Hacia el final del invierno una ola de alivio y de esperanza recorre la fábrica, la ciudad y el país. Europa, que ha seguido el desarrollo de la batalla de Stalingrado asomada al abismo, pendiente del azar de una flecha en el aire, en el silencio que antecede al patíbulo, se conmueve y respira. El 2 de febrero de 1943, tras cinco meses de lucha despiadada —calle por calle, edificio por edificio, piso por piso, habitación por habitación—, el general Paulus se rinde con lo que queda de su orgulloso Sexto Ejército, que muerto de hambre y de frío, aislado de los pertrechos, cae embolsado en la gigantesca trampa que le ha tendido el general Zhukov, estratega de la victoria. La ciudad es una montaña informe de escombros, cráteres inundados, hierros apareciendo como las puntas de una osamenta calcinada; no hay árboles ni gente ni animales, nada de lo vivo asoma entre las ruinas; el olor de los cadáveres en descomposición impregna el aire; el lecho del Volga, sus orillas, son un inmenso cementerio de agua. Dos millones de soviéticos han dejado la vida para doblarle el brazo al invasor y para torcer el curso de la guerra. El hasta ahora invencible ejército alemán y sus aliados han perdido 350 000 hombres y 91 000 han caído prisioneros. La aplastante derrota hitleriana invierte la bisagra de la Historia, que empieza a cerrarse como una navaja contra la Alemania nazi. Agujas de un reloj que giran hacia atrás, un tiempo de descuento comienza a correr para el fascismo. Unos meses después, en pleno verano, sobre las colinas de Kursk, la Whermacht sufre otra derrota determinante en la mayor batalla de tanques de la guerra y emprende una lenta e inexorable retirada. El Ejército Rojo toma la iniciativa y sostendrá su contraofensiva empujando a los alemanes hacia el oeste. No parará hasta Berlín.

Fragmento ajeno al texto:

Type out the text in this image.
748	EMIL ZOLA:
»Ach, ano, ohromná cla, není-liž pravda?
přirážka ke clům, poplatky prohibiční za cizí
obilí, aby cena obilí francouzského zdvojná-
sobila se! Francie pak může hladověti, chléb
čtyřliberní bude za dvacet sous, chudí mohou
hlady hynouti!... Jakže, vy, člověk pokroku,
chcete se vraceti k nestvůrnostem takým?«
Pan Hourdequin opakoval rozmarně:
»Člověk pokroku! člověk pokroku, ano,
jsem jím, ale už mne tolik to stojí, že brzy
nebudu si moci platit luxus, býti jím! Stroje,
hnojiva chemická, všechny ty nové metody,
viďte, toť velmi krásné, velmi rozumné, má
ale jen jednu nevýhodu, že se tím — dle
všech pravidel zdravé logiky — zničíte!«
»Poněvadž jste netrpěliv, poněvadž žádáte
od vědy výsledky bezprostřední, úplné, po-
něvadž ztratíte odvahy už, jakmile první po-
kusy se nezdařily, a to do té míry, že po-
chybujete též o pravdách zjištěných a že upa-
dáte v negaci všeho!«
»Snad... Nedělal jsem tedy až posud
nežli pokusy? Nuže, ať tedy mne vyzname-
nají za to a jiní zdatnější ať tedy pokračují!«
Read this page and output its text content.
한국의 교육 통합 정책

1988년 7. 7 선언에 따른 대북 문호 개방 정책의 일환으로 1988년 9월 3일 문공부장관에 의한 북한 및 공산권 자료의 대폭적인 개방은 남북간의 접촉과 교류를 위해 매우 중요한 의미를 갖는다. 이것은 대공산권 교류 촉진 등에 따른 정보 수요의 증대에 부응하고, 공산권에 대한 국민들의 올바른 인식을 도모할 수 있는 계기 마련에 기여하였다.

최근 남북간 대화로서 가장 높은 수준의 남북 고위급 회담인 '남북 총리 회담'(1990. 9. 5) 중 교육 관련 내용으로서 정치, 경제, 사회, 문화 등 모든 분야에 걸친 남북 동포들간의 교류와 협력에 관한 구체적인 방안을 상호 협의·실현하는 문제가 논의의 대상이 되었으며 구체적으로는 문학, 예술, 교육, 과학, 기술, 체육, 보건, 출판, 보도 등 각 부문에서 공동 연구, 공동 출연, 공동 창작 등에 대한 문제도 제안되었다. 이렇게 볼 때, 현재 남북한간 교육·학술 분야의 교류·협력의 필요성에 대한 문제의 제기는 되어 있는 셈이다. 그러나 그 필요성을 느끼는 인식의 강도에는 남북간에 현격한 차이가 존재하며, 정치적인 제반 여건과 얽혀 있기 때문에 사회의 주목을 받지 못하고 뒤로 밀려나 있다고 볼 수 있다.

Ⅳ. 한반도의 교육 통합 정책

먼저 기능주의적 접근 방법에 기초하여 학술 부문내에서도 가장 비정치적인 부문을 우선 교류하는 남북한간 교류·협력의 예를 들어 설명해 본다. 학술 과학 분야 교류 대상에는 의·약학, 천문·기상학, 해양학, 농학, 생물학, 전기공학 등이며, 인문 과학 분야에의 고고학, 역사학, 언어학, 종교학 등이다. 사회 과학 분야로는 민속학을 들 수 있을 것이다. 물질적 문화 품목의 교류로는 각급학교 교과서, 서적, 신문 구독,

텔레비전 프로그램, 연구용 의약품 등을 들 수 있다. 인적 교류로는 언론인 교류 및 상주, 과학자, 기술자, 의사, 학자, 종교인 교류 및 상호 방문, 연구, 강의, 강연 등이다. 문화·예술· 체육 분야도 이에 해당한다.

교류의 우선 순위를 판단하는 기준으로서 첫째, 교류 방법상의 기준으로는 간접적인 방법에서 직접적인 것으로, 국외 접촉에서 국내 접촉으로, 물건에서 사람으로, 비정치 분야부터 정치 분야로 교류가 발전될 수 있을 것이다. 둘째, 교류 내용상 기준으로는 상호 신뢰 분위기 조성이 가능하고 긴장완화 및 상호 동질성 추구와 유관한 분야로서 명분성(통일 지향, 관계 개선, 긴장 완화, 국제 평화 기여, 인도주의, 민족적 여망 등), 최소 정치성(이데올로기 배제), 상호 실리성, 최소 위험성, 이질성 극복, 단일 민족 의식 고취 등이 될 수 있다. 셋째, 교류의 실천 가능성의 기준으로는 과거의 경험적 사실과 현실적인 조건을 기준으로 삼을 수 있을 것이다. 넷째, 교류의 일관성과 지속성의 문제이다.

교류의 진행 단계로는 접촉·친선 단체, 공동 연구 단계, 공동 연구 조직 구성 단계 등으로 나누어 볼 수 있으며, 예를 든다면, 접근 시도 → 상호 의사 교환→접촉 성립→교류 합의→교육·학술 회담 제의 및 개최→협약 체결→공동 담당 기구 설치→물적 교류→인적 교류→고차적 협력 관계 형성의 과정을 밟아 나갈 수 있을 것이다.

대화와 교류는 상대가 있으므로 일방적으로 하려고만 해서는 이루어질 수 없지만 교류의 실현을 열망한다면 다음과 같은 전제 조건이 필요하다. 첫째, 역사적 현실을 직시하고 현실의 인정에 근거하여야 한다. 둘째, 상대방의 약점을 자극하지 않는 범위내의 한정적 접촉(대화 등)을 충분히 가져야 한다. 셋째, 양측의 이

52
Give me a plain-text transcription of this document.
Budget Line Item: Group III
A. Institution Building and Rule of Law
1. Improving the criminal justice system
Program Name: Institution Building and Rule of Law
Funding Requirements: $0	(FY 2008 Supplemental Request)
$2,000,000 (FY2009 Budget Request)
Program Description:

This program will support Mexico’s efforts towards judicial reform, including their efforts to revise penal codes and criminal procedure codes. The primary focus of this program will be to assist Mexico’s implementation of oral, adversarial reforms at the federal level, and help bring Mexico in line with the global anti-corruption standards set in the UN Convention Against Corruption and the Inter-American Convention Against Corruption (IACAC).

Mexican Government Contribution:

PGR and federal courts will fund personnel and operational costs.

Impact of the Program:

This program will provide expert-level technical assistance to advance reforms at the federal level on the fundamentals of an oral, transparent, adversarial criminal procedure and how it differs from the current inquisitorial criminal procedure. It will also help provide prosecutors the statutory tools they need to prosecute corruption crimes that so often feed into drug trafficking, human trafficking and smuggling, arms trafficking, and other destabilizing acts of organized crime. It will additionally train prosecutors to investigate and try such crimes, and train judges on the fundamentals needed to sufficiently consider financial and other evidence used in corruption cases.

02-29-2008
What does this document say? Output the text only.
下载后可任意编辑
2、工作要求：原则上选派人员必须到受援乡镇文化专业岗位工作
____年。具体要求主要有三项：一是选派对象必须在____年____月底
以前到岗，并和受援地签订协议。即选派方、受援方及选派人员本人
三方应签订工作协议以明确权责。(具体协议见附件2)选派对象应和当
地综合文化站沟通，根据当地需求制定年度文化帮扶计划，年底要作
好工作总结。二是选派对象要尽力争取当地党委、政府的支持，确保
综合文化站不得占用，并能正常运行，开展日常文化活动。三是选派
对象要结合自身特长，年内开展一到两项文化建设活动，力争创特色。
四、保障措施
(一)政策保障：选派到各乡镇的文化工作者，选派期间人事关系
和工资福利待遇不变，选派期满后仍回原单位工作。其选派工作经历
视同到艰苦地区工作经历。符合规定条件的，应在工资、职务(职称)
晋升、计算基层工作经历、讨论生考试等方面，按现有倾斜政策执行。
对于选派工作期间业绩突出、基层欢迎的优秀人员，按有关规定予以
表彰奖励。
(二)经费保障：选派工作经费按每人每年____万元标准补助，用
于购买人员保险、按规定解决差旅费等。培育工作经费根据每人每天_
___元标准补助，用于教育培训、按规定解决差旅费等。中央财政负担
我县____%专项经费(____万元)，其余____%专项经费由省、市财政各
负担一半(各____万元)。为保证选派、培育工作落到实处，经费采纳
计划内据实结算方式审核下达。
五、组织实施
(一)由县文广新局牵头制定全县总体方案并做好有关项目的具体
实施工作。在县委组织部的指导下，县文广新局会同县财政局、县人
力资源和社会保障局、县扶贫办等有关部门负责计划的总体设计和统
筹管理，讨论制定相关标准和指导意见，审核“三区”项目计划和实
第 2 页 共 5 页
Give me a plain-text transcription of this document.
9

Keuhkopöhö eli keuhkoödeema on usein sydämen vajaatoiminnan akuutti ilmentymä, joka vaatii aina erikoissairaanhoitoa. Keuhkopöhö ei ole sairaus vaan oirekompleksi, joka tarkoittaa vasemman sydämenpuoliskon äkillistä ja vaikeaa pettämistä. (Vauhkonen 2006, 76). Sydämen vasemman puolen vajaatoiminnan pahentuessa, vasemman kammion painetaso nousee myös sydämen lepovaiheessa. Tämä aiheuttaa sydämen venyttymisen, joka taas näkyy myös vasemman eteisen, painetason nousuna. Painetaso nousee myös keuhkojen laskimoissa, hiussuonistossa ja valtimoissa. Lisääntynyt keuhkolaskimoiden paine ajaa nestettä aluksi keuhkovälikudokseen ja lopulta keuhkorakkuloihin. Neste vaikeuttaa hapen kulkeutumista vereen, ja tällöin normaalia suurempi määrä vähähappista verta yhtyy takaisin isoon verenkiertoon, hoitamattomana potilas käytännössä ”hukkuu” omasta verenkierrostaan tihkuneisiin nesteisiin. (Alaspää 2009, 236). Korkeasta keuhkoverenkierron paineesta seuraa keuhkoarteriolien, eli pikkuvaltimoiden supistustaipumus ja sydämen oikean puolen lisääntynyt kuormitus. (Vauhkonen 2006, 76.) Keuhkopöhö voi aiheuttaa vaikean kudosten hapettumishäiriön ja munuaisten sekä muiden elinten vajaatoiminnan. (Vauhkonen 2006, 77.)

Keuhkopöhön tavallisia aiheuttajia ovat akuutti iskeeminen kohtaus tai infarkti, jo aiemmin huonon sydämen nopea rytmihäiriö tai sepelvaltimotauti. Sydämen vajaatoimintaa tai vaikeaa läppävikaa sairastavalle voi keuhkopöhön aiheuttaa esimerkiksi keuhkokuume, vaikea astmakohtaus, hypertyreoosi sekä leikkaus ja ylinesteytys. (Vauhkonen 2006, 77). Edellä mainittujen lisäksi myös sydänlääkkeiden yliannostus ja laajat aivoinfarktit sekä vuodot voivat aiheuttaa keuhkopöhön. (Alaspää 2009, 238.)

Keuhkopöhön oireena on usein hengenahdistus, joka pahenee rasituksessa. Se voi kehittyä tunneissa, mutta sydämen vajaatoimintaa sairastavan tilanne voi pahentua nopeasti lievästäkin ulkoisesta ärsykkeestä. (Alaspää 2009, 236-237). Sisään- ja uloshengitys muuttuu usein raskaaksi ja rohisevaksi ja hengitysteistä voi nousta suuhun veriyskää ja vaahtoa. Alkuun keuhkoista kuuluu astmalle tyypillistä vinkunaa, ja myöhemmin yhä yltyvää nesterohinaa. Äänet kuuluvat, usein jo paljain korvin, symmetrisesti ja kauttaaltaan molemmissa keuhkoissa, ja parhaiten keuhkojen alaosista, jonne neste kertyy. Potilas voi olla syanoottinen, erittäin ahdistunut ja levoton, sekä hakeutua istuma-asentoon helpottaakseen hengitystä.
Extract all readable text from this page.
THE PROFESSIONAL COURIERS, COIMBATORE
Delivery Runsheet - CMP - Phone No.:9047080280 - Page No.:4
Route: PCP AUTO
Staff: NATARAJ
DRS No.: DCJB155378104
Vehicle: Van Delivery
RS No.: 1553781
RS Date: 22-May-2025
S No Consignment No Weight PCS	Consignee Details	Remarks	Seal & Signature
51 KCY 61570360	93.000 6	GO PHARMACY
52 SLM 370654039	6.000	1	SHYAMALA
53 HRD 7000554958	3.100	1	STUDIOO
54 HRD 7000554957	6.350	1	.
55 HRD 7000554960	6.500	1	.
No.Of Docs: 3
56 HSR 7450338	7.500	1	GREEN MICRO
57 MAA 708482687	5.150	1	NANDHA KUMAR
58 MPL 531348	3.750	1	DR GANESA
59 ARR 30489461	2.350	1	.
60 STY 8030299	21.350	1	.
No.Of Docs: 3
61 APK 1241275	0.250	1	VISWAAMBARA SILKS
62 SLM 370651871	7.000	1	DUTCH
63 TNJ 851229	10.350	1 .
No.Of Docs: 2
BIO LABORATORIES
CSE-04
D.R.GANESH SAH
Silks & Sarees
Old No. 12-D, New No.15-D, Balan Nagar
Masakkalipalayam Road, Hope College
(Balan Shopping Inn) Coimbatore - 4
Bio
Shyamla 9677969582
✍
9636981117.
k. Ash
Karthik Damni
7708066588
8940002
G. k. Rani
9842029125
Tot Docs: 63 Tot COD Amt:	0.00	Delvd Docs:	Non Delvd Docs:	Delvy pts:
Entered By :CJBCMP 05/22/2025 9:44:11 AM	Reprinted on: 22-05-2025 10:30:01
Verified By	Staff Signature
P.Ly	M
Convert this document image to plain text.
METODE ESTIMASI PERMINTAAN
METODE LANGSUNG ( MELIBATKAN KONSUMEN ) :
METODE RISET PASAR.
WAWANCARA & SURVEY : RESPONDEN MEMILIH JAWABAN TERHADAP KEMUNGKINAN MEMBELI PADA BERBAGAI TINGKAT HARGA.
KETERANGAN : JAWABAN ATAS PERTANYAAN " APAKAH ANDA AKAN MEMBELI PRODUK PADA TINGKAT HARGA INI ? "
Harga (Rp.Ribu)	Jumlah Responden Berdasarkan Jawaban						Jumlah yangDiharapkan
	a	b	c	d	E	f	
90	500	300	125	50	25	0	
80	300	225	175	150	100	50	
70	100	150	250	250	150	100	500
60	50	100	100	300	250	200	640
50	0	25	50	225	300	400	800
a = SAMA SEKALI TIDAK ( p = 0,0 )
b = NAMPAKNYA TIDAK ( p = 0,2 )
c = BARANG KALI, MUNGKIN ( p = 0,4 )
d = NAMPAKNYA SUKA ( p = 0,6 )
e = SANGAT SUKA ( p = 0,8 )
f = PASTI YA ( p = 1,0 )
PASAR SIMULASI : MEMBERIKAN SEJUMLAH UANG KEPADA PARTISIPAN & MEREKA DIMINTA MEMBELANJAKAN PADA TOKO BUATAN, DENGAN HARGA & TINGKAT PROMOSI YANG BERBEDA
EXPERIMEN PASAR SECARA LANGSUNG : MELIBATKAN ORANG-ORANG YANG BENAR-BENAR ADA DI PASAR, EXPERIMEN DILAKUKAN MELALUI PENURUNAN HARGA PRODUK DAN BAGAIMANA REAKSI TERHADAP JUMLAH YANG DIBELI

Moscú logra zafarse del abrazo sofocante de los obuses. Sin embargo el hambre, que no enarbola banderas ni conoce retiradas, se siente a sus anchas en la tierra rusa. Las bombas y las balas fascistas pueden encontrarte o pueden olvidarte. No todas llevan tu nombre. El hambre es una explosión que estalla todo el tiempo adentro, un puño que retuerce las tripas, un río congelado que quema, una triboga estridente que no para, un ataque infinito y acuciante. El hambre no olvida, no discrimina, tiene escrito el nombre de todos y cada uno de los rusos en los pliegues de sus escaseces.